The goal is to provide a set of APIs and interfaces that can conveniently setup a complex screen with many different states in a highly structured manner.

What is MVI?

MVI is a uni-directional architecture for Android.

This library takes a simplified & practical approach for configuring MVI for real-world cases.

          Intent                       Result                    ViewState
 MviView --------> MviProcessorHolder --------> MviReducerHolder ----------> MviView
             |                                                        |
             ---------------------- MviViewModel ----------------------

Explained well in this video : https://www.youtube.com/watch?v=64rQ9GKphTg (Benoît Quenaudon)

Setup

Gradle

From jcenter :

implementation 'com.trent.simplemvi:simplemvi:0.9.4'

RxJava 2 is required.

How to use

Initial Setup

Let's say we want to create a screen with name Main.
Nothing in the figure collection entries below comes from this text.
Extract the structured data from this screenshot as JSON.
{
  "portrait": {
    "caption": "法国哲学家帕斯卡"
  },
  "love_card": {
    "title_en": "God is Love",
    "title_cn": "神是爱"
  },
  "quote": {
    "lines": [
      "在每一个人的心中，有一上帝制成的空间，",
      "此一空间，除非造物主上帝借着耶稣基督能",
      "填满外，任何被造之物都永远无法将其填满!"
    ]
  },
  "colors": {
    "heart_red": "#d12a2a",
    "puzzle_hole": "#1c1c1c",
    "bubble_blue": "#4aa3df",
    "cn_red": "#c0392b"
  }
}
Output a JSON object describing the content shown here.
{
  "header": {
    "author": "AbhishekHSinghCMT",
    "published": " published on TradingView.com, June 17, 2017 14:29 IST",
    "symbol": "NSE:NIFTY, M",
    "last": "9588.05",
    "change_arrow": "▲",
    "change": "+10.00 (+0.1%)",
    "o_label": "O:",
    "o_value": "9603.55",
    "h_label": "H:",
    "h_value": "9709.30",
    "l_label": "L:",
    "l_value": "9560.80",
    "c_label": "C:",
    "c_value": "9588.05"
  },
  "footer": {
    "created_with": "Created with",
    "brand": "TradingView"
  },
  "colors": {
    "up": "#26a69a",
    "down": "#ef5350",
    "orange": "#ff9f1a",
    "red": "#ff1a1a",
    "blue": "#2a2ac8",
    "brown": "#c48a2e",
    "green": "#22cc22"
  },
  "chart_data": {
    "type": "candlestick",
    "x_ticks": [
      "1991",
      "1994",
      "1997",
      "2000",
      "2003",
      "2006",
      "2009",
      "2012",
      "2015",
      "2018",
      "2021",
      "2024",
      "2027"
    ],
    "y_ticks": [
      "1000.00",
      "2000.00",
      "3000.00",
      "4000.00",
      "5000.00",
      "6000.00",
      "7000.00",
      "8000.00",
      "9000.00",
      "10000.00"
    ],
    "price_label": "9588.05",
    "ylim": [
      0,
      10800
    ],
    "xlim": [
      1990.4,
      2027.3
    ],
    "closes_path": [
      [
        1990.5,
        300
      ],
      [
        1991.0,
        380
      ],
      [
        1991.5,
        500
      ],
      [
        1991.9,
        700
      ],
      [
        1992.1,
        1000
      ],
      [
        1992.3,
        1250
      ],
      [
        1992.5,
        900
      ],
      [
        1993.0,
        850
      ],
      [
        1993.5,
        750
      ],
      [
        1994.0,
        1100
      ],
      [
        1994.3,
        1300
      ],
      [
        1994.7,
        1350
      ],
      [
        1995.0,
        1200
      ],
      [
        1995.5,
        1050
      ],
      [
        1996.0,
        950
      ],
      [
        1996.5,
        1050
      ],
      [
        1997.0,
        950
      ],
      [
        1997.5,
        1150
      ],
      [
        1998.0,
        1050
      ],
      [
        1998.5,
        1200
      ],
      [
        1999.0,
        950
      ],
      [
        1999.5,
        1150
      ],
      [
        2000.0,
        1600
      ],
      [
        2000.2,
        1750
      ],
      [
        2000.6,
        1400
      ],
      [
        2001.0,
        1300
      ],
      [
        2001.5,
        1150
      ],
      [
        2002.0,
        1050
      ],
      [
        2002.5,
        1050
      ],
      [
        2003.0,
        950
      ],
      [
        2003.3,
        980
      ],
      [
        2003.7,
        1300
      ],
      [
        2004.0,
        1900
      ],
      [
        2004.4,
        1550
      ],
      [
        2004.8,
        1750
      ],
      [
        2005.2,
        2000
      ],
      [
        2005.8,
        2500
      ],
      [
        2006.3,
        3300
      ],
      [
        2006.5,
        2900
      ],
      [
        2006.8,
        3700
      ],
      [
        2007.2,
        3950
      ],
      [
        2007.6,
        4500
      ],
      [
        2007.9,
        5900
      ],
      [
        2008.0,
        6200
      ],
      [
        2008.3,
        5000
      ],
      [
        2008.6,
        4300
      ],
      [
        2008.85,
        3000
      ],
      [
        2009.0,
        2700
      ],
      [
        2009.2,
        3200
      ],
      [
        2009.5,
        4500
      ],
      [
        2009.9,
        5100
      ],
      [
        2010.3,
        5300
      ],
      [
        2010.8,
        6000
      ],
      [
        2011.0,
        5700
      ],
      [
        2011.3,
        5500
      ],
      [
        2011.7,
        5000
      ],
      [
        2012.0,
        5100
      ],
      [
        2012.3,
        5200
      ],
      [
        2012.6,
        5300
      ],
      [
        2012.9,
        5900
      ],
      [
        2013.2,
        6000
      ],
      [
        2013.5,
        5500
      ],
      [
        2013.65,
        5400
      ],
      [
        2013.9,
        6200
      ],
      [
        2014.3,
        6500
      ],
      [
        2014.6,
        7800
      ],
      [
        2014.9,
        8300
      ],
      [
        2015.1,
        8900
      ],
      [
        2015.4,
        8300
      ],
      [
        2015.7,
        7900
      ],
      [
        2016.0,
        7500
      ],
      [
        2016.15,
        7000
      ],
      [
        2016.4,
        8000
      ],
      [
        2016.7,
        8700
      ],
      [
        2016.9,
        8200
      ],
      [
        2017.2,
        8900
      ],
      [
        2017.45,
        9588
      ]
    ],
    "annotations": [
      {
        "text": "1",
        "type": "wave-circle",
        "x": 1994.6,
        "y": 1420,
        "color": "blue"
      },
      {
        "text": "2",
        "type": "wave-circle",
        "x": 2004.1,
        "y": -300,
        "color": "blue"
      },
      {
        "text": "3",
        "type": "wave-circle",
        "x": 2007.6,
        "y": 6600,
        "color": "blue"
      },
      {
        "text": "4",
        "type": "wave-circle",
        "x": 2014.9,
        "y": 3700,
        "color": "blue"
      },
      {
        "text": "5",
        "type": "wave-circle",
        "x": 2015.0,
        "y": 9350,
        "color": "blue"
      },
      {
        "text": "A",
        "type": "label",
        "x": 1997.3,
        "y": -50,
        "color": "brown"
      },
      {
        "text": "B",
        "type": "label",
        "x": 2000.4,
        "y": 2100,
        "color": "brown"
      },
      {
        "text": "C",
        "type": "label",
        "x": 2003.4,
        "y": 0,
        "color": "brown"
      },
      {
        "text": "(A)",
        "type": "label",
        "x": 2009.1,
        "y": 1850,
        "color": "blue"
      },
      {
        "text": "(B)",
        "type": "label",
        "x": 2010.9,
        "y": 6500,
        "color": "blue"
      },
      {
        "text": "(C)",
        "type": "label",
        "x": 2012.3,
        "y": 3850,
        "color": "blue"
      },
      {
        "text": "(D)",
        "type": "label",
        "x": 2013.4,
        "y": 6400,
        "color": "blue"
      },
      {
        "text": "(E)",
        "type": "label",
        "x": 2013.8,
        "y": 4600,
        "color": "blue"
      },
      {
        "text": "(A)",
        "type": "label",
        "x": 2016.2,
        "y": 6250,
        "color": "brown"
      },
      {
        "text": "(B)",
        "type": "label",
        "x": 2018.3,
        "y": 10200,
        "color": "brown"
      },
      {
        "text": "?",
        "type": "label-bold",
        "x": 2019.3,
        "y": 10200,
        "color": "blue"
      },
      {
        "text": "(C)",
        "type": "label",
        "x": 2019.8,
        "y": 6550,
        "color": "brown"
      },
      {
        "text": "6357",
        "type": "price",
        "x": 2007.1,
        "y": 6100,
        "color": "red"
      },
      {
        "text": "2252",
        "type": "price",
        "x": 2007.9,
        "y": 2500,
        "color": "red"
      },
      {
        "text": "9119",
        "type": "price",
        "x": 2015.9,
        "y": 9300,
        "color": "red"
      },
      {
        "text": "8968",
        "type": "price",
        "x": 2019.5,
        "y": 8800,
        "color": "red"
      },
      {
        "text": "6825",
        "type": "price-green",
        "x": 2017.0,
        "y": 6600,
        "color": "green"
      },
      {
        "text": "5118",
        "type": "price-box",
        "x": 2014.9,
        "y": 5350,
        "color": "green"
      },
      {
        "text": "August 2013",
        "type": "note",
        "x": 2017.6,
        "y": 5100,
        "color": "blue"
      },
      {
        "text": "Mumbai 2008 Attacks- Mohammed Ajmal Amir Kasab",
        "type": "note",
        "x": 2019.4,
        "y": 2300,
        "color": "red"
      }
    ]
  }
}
Start by creating sealed class for each of the required components, Intent, Result and ViewState.

sealed class MainIntent : MviIntent

sealed class MainResult : MviResult

sealed class MainViewState : MviViewState

Also create other classes that implement MviProcessorHolder, MviReducerHolder.

class MainProcessorHolder(model: MainModel) : MviProcessorHolder<MainIntent, MainResult>

class MainReducerHolder : MviReducerHolder<MainResult, MainViewState>

Create a ViewModel & View as well.

class MainViewModel(
  processorHolder: MviProcessorHolder<MainIntent, MainResult>,
  reducerHolder: MviReducerHolder<MainResult, MainViewState>
  ) : MviViewModel<MainIntent, MainResult, MainViewState>(processorHolder, reducerHolder)

class MainView(
  containerView: View, viewModel: MainViewModel
  ) : MviView<MainIntent, MainResult, MainViewState>(viewModel)

In your Activity or Fragment, initialize at Activity onCreate() with code similar to this.

viewModel = ViewModelProviders.of(
  this,
  MviViewModelFactory(
    MainProcessorHolder(MainModel()),
    MainReducerHolder()
  )
).get(MainViewModel::class.java)

MainView(this.view, viewModel).apply {
  lifecycle.addObserver(this)
  setup()
}

You may need more methods & parameters for your classes depending on how you initialize your View references etc.

Use MviActivity or MviFragment for faster setup.

Configuration Workflow

Whichever way you go about configuring MVI is fine, I usually go back and forth, but generally I do this. I recommend you to find your workflow as well.

  1. Draw XML layouts.
  2. Sketch possible states of the view with ViewState.
  3. Configure render() method of MainView such that view is drawn correctly according to ViewState.
  4. Sketch possible actions that user will take to change the view with Intent.
  5. Configure callbacks such as View.setOnClickListener() correctly such that user actions will trigger correct Intent to intentsSubject, passing it to MainProcessorHolder.
  6. Implement Result & MainProcessorHolder such that Intent can produce correct Result. Handle side-effects such as DB & Networking while processing intents as well. This result will be passed to MainReducerHolder.
  7. Implement MainReducerHolder such that Result will produce correct ViewState in combination with previous ViewState. This resulting view state will be passed to MainView, and the new view state will be rendered.

After initial configuration, you will find that modification is a breeze.

See sampleapp module for detailed recommended usage.